UNIVERSITY PARK, Pa. — Susan Brantley, distinguished professor of geosciences and director of the Earth and Environmental Systems Institute at Penn State, will receive the European Association of Geochemistry’s 2018 Urey Award.
The annual award recognizes scientists who have made outstanding contributions advancing geochemistry over a career. Named after Harold Clayton Urey, a Nobel Prize-winning physical chemist, it is the top prize given by the society.
Brantley will receive the award in August at the V.M. Goldschmidt Conference in Boston.
Brantley’s research focuses on the interaction of water and rocks. She investigates chemical, biological and physical processes involving the circulation of water in shallow geological settings.

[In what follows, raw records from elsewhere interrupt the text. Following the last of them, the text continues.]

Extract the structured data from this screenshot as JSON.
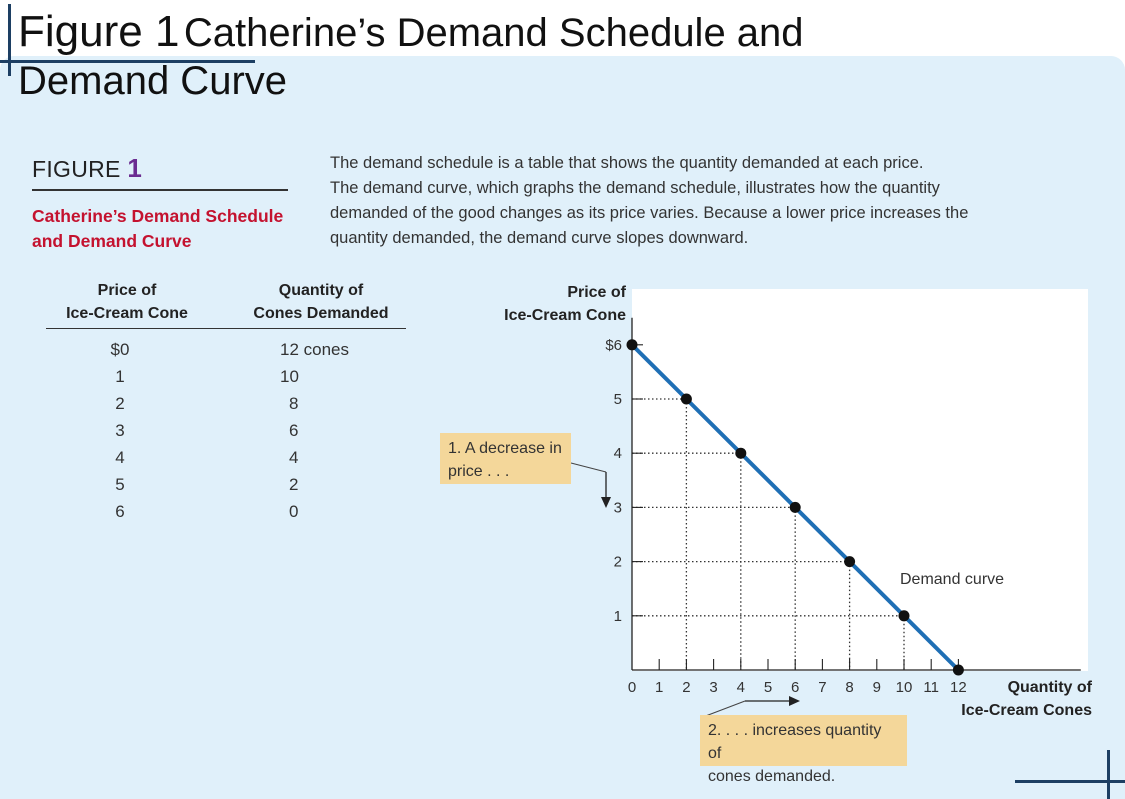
{
  "slide": {
    "title_main": "Figure 1",
    "title_sub": "Catherine’s Demand Schedule and",
    "title_line2": "Demand Curve"
  },
  "figure": {
    "label_word": "FIGURE",
    "label_num": "1",
    "title_line1": "Catherine’s Demand Schedule",
    "title_line2": "and Demand Curve",
    "caption_lines": [
      "The demand schedule is a table that shows the quantity demanded at each price.",
      "The demand curve, which graphs the demand schedule, illustrates how the quantity",
      "demanded of the good changes as its price varies. Because a lower price increases the",
      "quantity demanded, the demand curve slopes downward."
    ]
  },
  "schedule": {
    "price_header": [
      "Price of",
      "Ice-Cream Cone"
    ],
    "quantity_header": [
      "Quantity of",
      "Cones Demanded"
    ],
    "price_values": [
      "$0",
      "1",
      "2",
      "3",
      "4",
      "5",
      "6"
    ],
    "quantity_values": [
      "12 cones",
      "10",
      "8",
      "6",
      "4",
      "2",
      "0"
    ]
  },
  "chart_data": {
    "type": "line",
    "series": [
      {
        "name": "Demand curve",
        "x": [
          0,
          2,
          4,
          6,
          8,
          10,
          12
        ],
        "y": [
          6,
          5,
          4,
          3,
          2,
          1,
          0
        ]
      }
    ],
    "x_ticks": [
      "0",
      "1",
      "2",
      "3",
      "4",
      "5",
      "6",
      "7",
      "8",
      "9",
      "10",
      "11",
      "12"
    ],
    "y_ticks": [
      "1",
      "2",
      "3",
      "4",
      "5",
      "$6"
    ],
    "xlabel": [
      "Quantity of",
      "Ice-Cream Cones"
    ],
    "ylabel": [
      "Price of",
      "Ice-Cream Cone"
    ],
    "xlim": [
      0,
      16.5
    ],
    "ylim": [
      0,
      6.5
    ],
    "curve_label": "Demand curve",
    "annotations": [
      [
        "1. A decrease in",
        "price . . ."
      ],
      [
        "2. . . . increases quantity of",
        "cones demanded."
      ]
    ],
    "colors": {
      "curve": "#1f6fb5",
      "point": "#111111",
      "note": "#f4d79a",
      "title": "#c4122f",
      "accent": "#6b2c91"
    }
  }
}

She is a leader in critical-zone science, the emerging study of the chemical and geological processes that shape and transform the thin layer from the deepest groundwater to the tallest vegetation and in the study of water-quality issues related to shale gas development in Pennsylvania.
Brantley’s research has been supported by the National Science Foundation, the U.S. Department of Energy, the U.S. Geological Survey, and NASA. She is the lead principal investigator of the Susquehanna Shale Hills Critical Zone Observatory, which is located near the University’s Stone Valley Recreation Area and is part of the NSF-supported Critical Zone Observatory network.